BRYAN R. SMITH/AFP/Getty Images

The Trump administration will no longer allow the 200,000 Salvadorans living in the United States under Temporary Protected Status to remain in the country legally, The New York Times reported earlier today. This group fled El Salvador after two massive earthquakes in 2001 left over a thousand people dead and hundreds of thousands homeless. They must now return to a country that is still far from stable. Those who do not leave the U.S. by September 9, 2019, or find an alternative immigration status, will face deportation.

Trump’s decision to rescind protected status for Salvadorans is a continuation of his attack on legal and illegal immigration, particularly those communities benefiting from TPS. It is a humanitarian program that allows those fleeing from war and natural disaster to work and live in the United States without threat of deportation. Those who regularly renew their permits can work legally, and renewal can cost over $450 a pop. The program, which President George H.W. Bush created in 1990, has operated in the United States for nearly three decades.

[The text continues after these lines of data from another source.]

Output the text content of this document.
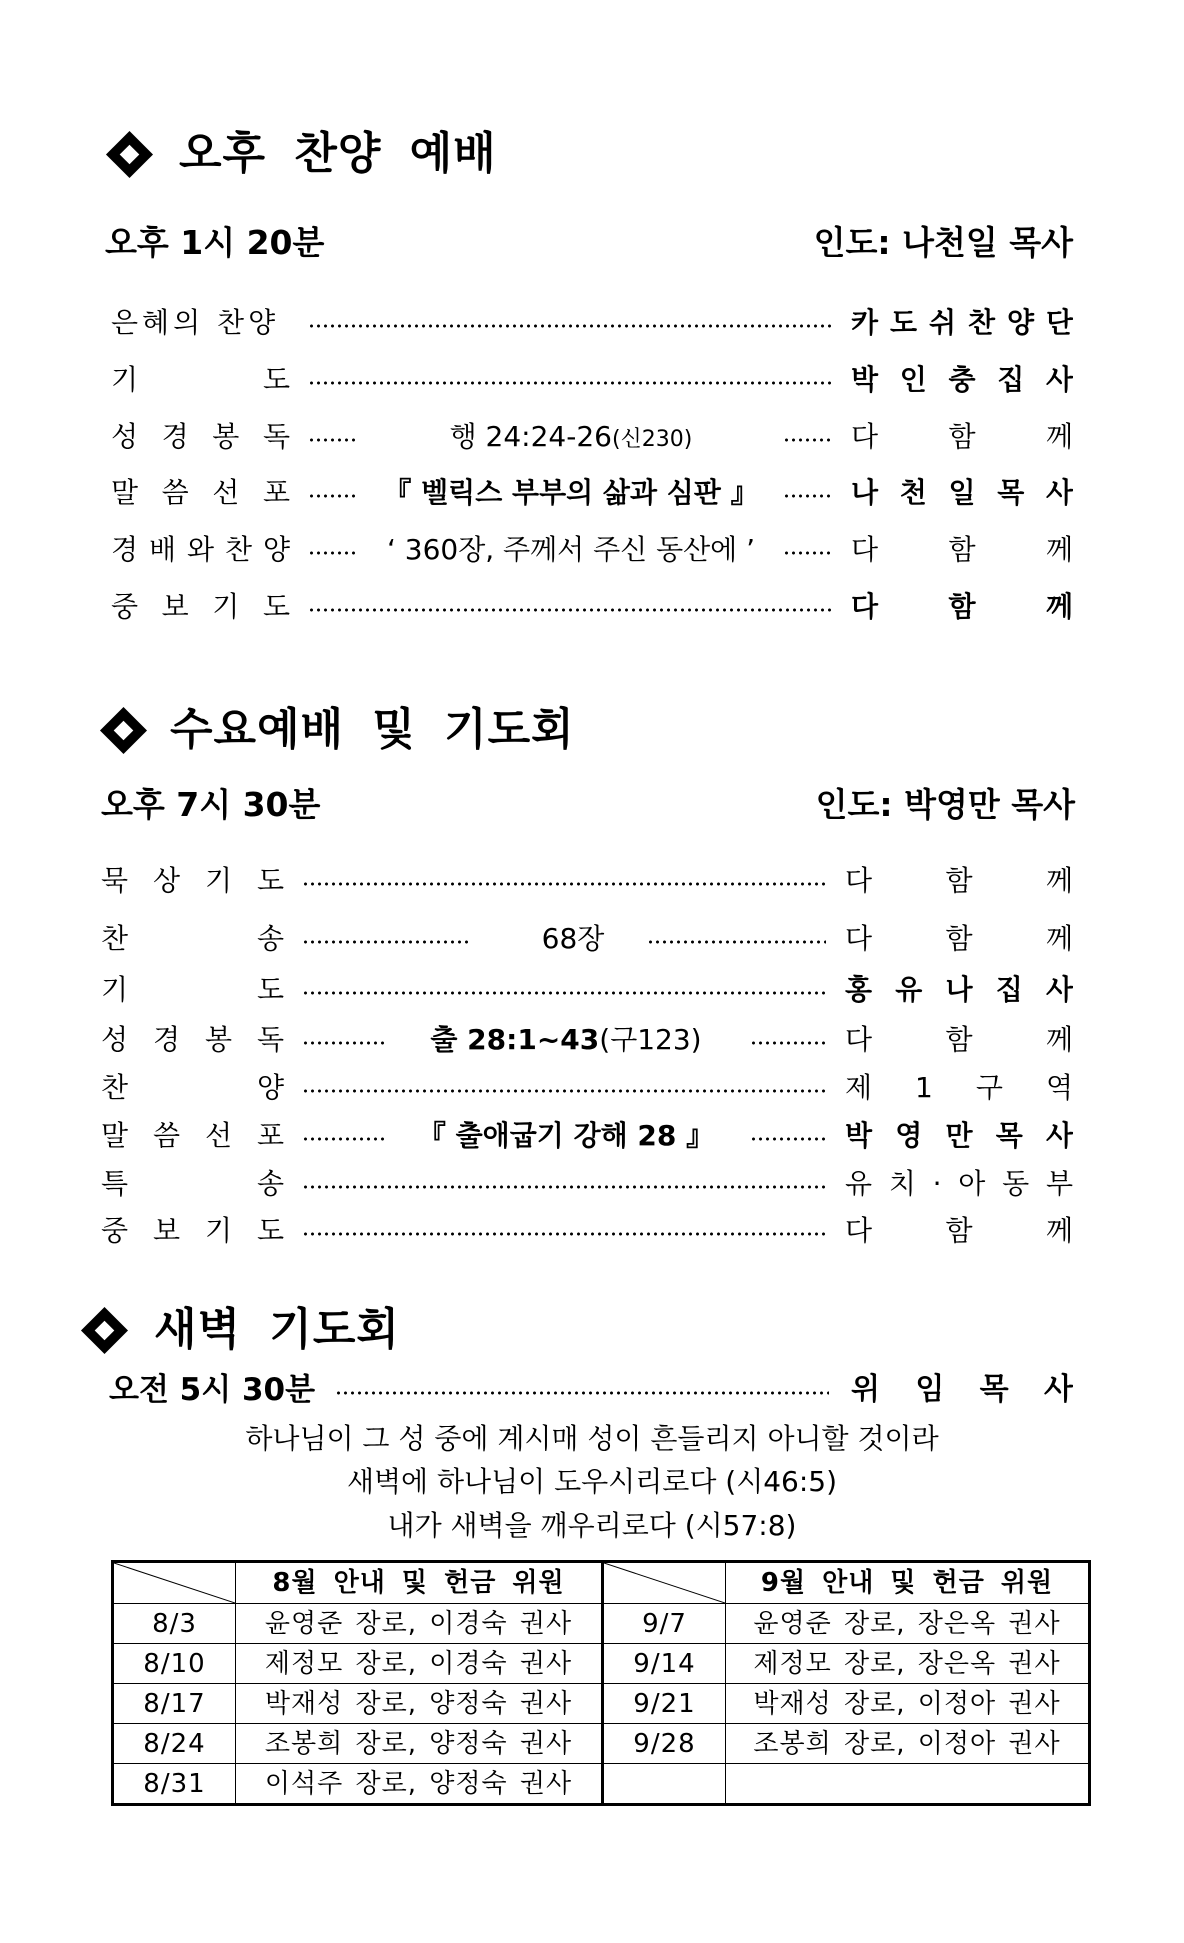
오후 찬양 예배
오후 1시 20분	인도: 나천일 목사
은혜의 찬양	카 도 쉬 찬 양 단
기 도	박 인 충 집 사
성 경 봉 독	행 24:24-26(신230)	다 함 께
말 씀 선 포	『 벨릭스 부부의 삶과 심판 』	나 천 일 목 사
경 배 와 찬 양	‘ 360장, 주께서 주신 동산에 ’	다 함 께
중 보 기 도	다 함 께
수요예배 및 기도회
오후 7시 30분	인도: 박영만 목사
묵 상 기 도	다 함 께
찬 송	68장	다 함 께
기 도	홍 유 나 집 사
성 경 봉 독	출 28:1~43(구123)	다 함 께
찬 양	제 1 구 역
말 씀 선 포	『 출애굽기 강해 28 』	박 영 만 목 사
특 송	유 치 · 아 동 부
중 보 기 도	다 함 께
새벽 기도회
오전 5시 30분	위 임 목 사
하나님이 그 성 중에 계시매 성이 흔들리지 아니할 것이라
새벽에 하나님이 도우시리로다 (시46:5)
내가 새벽을 깨우리로다 (시57:8)
	8월 안내 및 헌금 위원		9월 안내 및 헌금 위원
8/3	윤영준 장로, 이경숙 권사	9/7	윤영준 장로, 장은옥 권사
8/10	제정모 장로, 이경숙 권사	9/14	제정모 장로, 장은옥 권사
8/17	박재성 장로, 양정숙 권사	9/21	박재성 장로, 이정아 권사
8/24	조봉희 장로, 양정숙 권사	9/28	조봉희 장로, 이정아 권사
8/31	이석주 장로, 양정숙 권사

That is, until the Trump administration lifted TPS designation from Sudan in September of 2017. Two months later, the administration declared that it was ending the TPS designation for Nicaragua, and threatened its end for Honduras as well. And as of of November 20, 2017, Haitians who have lived in the United States since 2010, when a deadly earthquake triggered a large-scale humanitarian crisis, are also no longer covered under TPS.

Though the devastation that can earn a country TPS status might no longer be manifestly evident, infrastructures and economies take longer to heal. Under Barack Obama and George W. Bush, TPS designations were routinely extended in 6-18 month cycles, and could be renewed indefinitely.

Returning to El Salvador would mean returning to a country with few jobs, and where homicide rates have reached “astronomical levels.” And for many TPS beneficiaries who have lived in the U.S. for over a decade, deportation would mean returning to a country that is no longer home. “There is nothing to go back to in El Salvador,” Salvadoran TPS beneficiary Veronica Lagunas told the Times. “The infrastructure may be better now, but the country is in no condition to receive us.”